Успокоенный Егор принялся зашивать золото в полу кафтана. Вернулся дед Ипат, красный, распаренный, с веником подмышкой, — шибко полюбилась ему «царская баня».
— Скоро ли в дорогу-то, начальник? — спросил дед Егора.
— Не я держу, дедушка, а дела вот да погода.
— Скоро покров, у нас за Поясом, гляди, снег уж выпадал, а здесь теплынь да мокреть этакая. Лист еще на дереве держится. Сказывают здешние, что до рождества иной год снегу не видят.
— Знаю про это. Первопутку ждать не станем. Как дела кончатся, так и тронемся навстречу снегу.
— Дела, дела… — Ипат ворчал только по привычке, не зная, что возразить. — Порожняк сегодня уходит, сено привозили. Вот и ехать бы, чем проживаться.
— Порожняку искать нам незачем, дед Ипат. У нас прогоны есть. Только выписаны на троих, — так ты сам был в согласии. Приказные, знаешь, переписывать не любят, а безо мзды и вовсе не станут. Рассчитай, не дороже ли выйдет.
— Рассудил ты всё, как надо. Быть тебе, Егор, большим начальником. А вот зачем вчера двери полы оставил? А?
— Когда? — встрепенулся Егор.
— Вечор, говорю. Я хоть спал, да сон стариковский, — всё чую. Вернулся ты веселыми ногами, огоньку вздувал, а там и стучат тебе… Недогулял гулянку-ту? Соскочил, опять ушел, а дверь на ладонь открыта осталась. Холодом потянуло, пришлось мне подыматься. Охо-хо…

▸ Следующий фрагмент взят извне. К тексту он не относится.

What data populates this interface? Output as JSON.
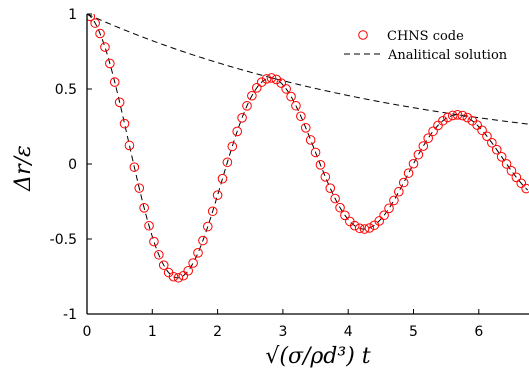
{
  "chart_data": {
    "type": "line",
    "title": "",
    "xlabel": "√(σ/ρd³) t",
    "ylabel": "Δr/ε",
    "xlim": [
      0,
      6.75
    ],
    "ylim": [
      -1,
      1
    ],
    "grid": false,
    "legend_position": "top-right",
    "x_ticks": [
      "0",
      "1",
      "2",
      "3",
      "4",
      "5",
      "6"
    ],
    "y_ticks": [
      "-1",
      "-0.5",
      "0",
      "0.5",
      "1"
    ],
    "model": {
      "amplitude_decay": 0.196,
      "angular_frequency": 2.2
    },
    "colors": {
      "markers": "#ff0000",
      "analytical": "#000000",
      "axis": "#000000"
    },
    "series": [
      {
        "name": "CHNS code",
        "style": "circle-markers",
        "source": "oscillation",
        "x_start": 0.05,
        "x_end": 6.75,
        "step": 0.075
      },
      {
        "name": "Analitical solution",
        "style": "dashed",
        "source": "oscillation",
        "x_start": 0,
        "x_end": 6.75
      },
      {
        "name": "",
        "style": "dashed",
        "source": "envelope",
        "x_start": 0,
        "x_end": 6.75
      }
    ],
    "legend": [
      "CHNS code",
      "Analitical solution"
    ]
  }
}
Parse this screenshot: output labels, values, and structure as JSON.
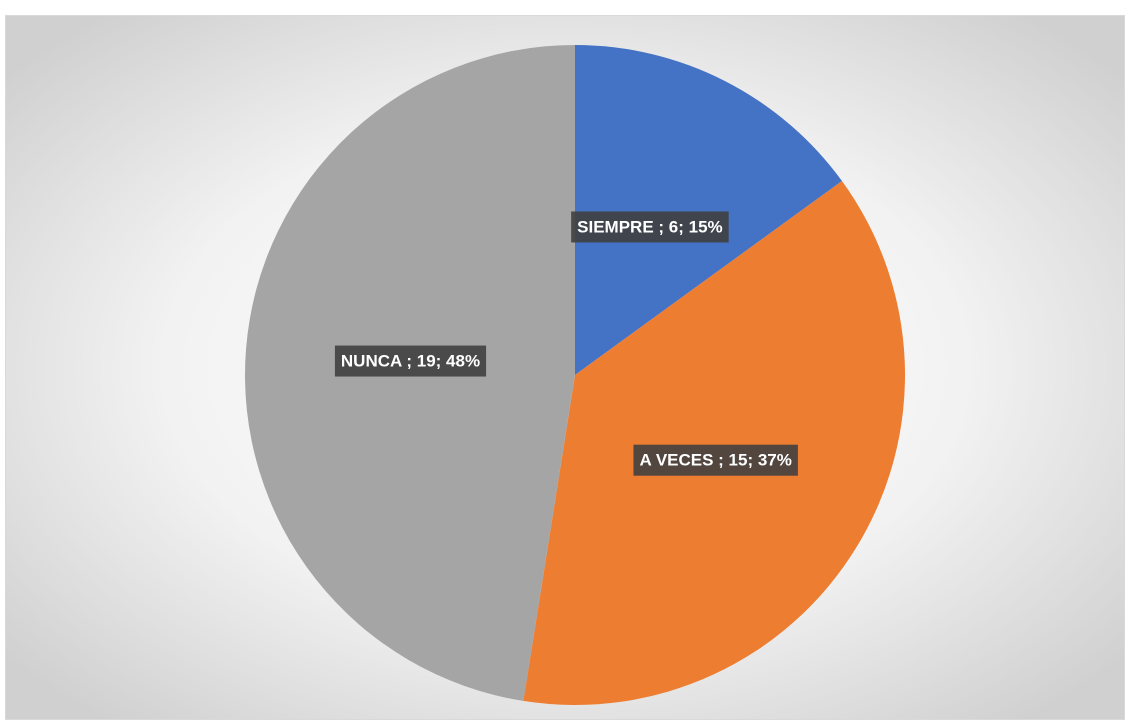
{
  "chart_data": {
    "type": "pie",
    "categories": [
      "SIEMPRE",
      "A VECES",
      "NUNCA"
    ],
    "values": [
      6,
      15,
      19
    ],
    "value_labels": [
      "SIEMPRE ; 6; 15%",
      "A VECES ; 15; 37%",
      "NUNCA ; 19; 48%"
    ],
    "colors": [
      "#4472c4",
      "#ed7d31",
      "#a5a5a5"
    ]
  }
}
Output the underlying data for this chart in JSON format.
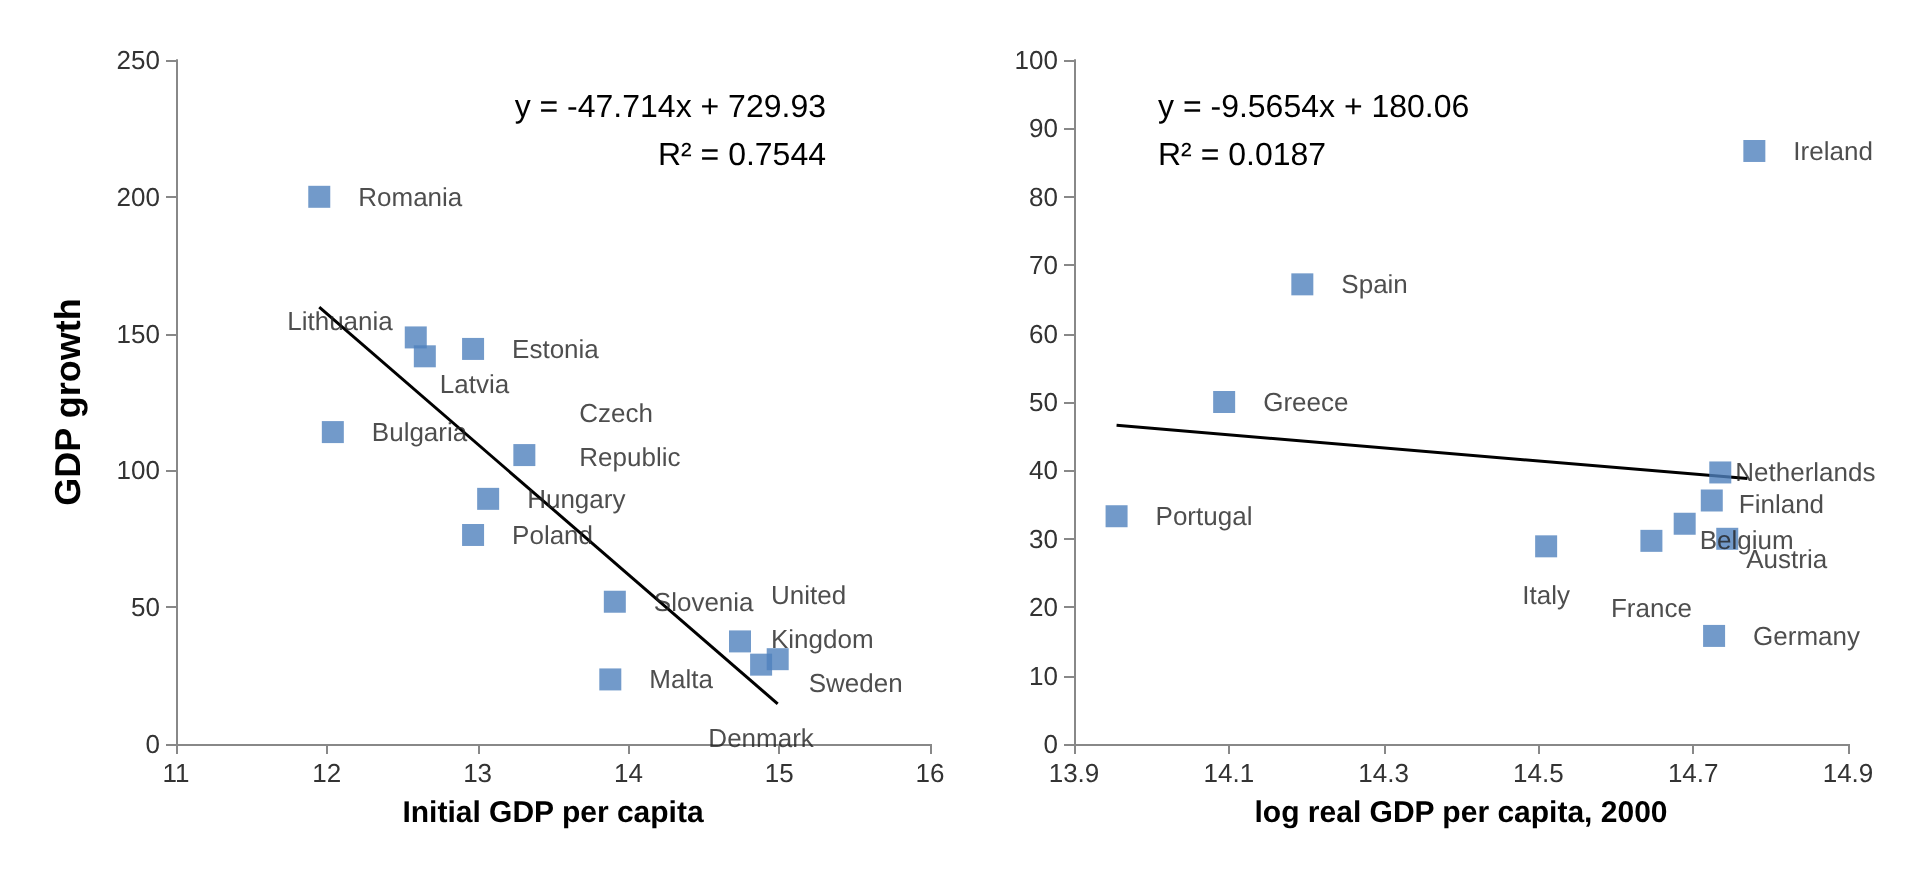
{
  "chart_data": [
    {
      "type": "scatter",
      "xlabel": "Initial GDP per capita",
      "ylabel": "GDP growth",
      "xlim": [
        11,
        16
      ],
      "xticks": [
        11,
        12,
        13,
        14,
        15,
        16
      ],
      "ylim": [
        0,
        250
      ],
      "yticks": [
        0,
        50,
        100,
        150,
        200,
        250
      ],
      "grid": false,
      "marker": "square",
      "annotations": [
        "y = -47.714x + 729.93",
        "R² = 0.7544"
      ],
      "series": [
        {
          "color": "#4f81bd",
          "x": [
            11.95,
            12.59,
            12.65,
            12.97,
            12.04,
            13.31,
            13.07,
            12.97,
            13.91,
            14.74,
            14.88,
            14.99,
            13.88
          ],
          "values": [
            200,
            148.6,
            141.7,
            144.4,
            114,
            105.6,
            89.6,
            76.4,
            52,
            37.5,
            29,
            31,
            23.6
          ],
          "value_labels": [
            "Romania",
            "Lithuania",
            "Latvia",
            "Estonia",
            "Bulgaria",
            "Czech\nRepublic",
            "Hungary",
            "Poland",
            "Slovenia",
            "United\nKingdom",
            "Denmark",
            "Sweden",
            "Malta"
          ]
        },
        {
          "type": "line",
          "color": "#000000",
          "marker": "none",
          "x": [
            11.95,
            14.99
          ],
          "values": [
            159.7,
            14.7
          ]
        }
      ]
    },
    {
      "type": "scatter",
      "xlabel": "log real GDP per capita, 2000",
      "xlim": [
        13.9,
        14.9
      ],
      "xticks": [
        {
          "value": 13.9,
          "label": "13.9"
        },
        {
          "value": 14.1,
          "label": "14.1"
        },
        {
          "value": 14.3,
          "label": "14.3"
        },
        {
          "value": 14.5,
          "label": "14.5"
        },
        {
          "value": 14.7,
          "label": "14.7"
        },
        {
          "value": 14.9,
          "label": "14.9"
        }
      ],
      "ylim": [
        0,
        100
      ],
      "yticks": [
        0,
        10,
        20,
        30,
        40,
        50,
        60,
        70,
        80,
        90,
        100
      ],
      "grid": false,
      "marker": "square",
      "annotations": [
        "y = -9.5654x + 180.06",
        "R² = 0.0187"
      ],
      "series": [
        {
          "color": "#4f81bd",
          "x": [
            14.779,
            14.195,
            14.094,
            13.955,
            14.735,
            14.724,
            14.689,
            14.646,
            14.744,
            14.51,
            14.727
          ],
          "values": [
            86.7,
            67.2,
            50,
            33.3,
            39.7,
            35.6,
            32.2,
            29.7,
            30,
            28.9,
            15.8
          ],
          "value_labels": [
            "Ireland",
            "Spain",
            "Greece",
            "Portugal",
            "Netherlands",
            "Finland",
            "Belgium",
            "France",
            "Austria",
            "Italy",
            "Germany"
          ]
        },
        {
          "type": "line",
          "color": "#000000",
          "marker": "none",
          "x": [
            13.955,
            14.77
          ],
          "values": [
            46.6,
            38.8
          ]
        }
      ]
    }
  ]
}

Остановившимися глазами глядел Егор на старика. Он переживал тот же страх, что и ночью во сне… — нет, уж видно, не во сне… — когда увидел бледное лицо за стеклом.
* * *
В тот же день Егор отправлял своих товарищей на Урал. Санко не хотел покидать Егора одного, но тот настоял:
— Деньги вот передай матери, Санко. Одиннадцать рублевиков.
— А ты без денег останешься?
— Либо другие будут, либо и эти так пропадут. Да развеселись, Санко, чего нос повесил! Так ты и не поймал выдру в садовом пруду? А хвалился, охотник!
— Тогда же тебе сказывал, что поймал. Ты со сна не понял, что ли? Не выдру только, а мальчишку. Он сеткой ночью карпию потаскивал. Мне в ухо заехал и удрал. Я потом на него пальцем показал садовому мастеру, а мастер говорит: «О, это сын большого господина. Он пошалил. Лучше молчать!»